Last August, health officials had their hands full in making clarifications about the bacteria. Ultimately, Florida’s Department of Health for Pinellas County issued its own “Myth Buster” report.

“The naturally occurring organisms in the vibrio family have been in the news this week, but a lot of ‘myth information’ has scared beachgoers and visitors,” Maggie Hall, the department’s spokesman said, according to one outlet.

Hall said it’s not flesh-eating, contrary to reports. “There is no such medical term and the organism is not a Pac-man consuming pac-dots,” she said.

On Friday, the department put together another press release to correct “inaccuracies about Florida’s beach water.” It suggests its warning is a routine measure as vibrio infections typically pick up between May and October.

CPH offers Breast Health navigators

Central Peninsula Hospital (CPH) starting late exhibited another framework for gathering people stood up to with the mind-boggling test of a chest tumor finding. Nearby the obvious anxiety and wellbeing stresses that run as an inseparable unit with such a discovering, the starting measure of information, tests and decisions to be made can be additionally over-whelming for the patient. While having the support of friends and family is precious, CPH starting late obtained two new Breast Health Navigators, neighborhood RN’s who got excellent planning in Atlanta, GA and returned home to give what the title recommends: help patients investigate their approach to recovery. “What I fulfill for patients who have been resolved to have chest illness is serve as a specialist or pilot for them. I help guide them through the plan of medicines and the chemotherapy, the therapeutic checkups, the inherited qualities advocate and the nutritionist. I’m a relentless enrollment point for all of them through their experiences,” cleared up Heather Moon, RN at CPH and a starting late arranged patient pilot.

Equinox Medical, LLC. is the manufactures the latest universal negative pressure wound therapy black foam wound dressing and white foam dressing in the United States.

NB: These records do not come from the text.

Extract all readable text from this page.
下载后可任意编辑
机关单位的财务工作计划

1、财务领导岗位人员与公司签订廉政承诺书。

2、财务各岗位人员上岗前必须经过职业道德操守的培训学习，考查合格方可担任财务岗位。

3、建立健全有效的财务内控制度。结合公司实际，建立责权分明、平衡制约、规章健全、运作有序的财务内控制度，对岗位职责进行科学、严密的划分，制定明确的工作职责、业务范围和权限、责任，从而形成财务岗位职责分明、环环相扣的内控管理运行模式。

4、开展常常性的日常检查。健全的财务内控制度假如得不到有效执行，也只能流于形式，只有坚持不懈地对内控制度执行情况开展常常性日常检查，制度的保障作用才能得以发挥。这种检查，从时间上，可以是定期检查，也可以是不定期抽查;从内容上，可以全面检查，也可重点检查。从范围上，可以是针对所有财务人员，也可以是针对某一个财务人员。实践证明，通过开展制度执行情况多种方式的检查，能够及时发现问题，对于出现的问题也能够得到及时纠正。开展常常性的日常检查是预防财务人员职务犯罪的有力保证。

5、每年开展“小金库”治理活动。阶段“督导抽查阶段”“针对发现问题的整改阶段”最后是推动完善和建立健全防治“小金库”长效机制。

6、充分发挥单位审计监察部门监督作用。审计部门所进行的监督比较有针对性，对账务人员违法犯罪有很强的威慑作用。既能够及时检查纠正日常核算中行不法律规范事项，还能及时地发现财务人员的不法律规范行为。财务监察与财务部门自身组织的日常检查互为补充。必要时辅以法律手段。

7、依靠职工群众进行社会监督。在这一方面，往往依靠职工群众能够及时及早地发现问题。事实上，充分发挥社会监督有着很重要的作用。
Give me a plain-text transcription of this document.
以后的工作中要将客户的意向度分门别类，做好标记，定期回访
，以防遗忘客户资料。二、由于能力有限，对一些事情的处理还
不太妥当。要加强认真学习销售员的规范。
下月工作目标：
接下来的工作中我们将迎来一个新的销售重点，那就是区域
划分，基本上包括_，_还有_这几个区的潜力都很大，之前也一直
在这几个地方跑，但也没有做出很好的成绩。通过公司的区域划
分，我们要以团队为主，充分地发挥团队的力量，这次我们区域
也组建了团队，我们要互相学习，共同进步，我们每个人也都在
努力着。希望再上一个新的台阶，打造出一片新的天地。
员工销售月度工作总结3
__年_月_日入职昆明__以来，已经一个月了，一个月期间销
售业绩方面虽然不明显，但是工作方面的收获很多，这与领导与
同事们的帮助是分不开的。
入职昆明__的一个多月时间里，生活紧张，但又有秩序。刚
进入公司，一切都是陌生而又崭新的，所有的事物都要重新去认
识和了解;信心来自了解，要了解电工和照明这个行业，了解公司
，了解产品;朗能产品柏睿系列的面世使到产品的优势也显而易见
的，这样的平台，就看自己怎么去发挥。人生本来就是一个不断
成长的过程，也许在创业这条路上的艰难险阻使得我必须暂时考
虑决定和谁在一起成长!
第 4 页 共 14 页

“For a few patients, especially most importantly, having a pilot can have all the impact in the effortlessness with which they progress through the uncharted space of their definite trip: the early on examination, the treatment and finally survivorship. In conjunction with arranging treatment, controls also help direct patients towards distinctive resources in our gathering, for instance, chest prosthesis and wigs. After surgery we help with postliminary: wound care and dressing changes, whatever a patient who is encountering chest malady may need,” said Moon. “What I encourage patients to do is to just manage themselves and we will help manage their thought and likewise help them fathom what is striking them and what’s in store next,” she said in conveying the longing of CPH to get the word out to the gathering. “Despite the way that the Breast Cancer framework has been a bit of CPH for quite a while, in beginning the new program CPH is endeavoring to pass on more thoughtfulness regarding the gathering. We have to tell the gathering that we’re here for them, they don’t have to go to Anchorage any more to get the thought they need,” said Moon. Quickly with the expertise of Heather and Amber Avery as patient pilots, close by the straggling leftovers of the qualified staff at CPH, patients and their families resolved to have chest tumor have section to glorious care and bearing right here at home.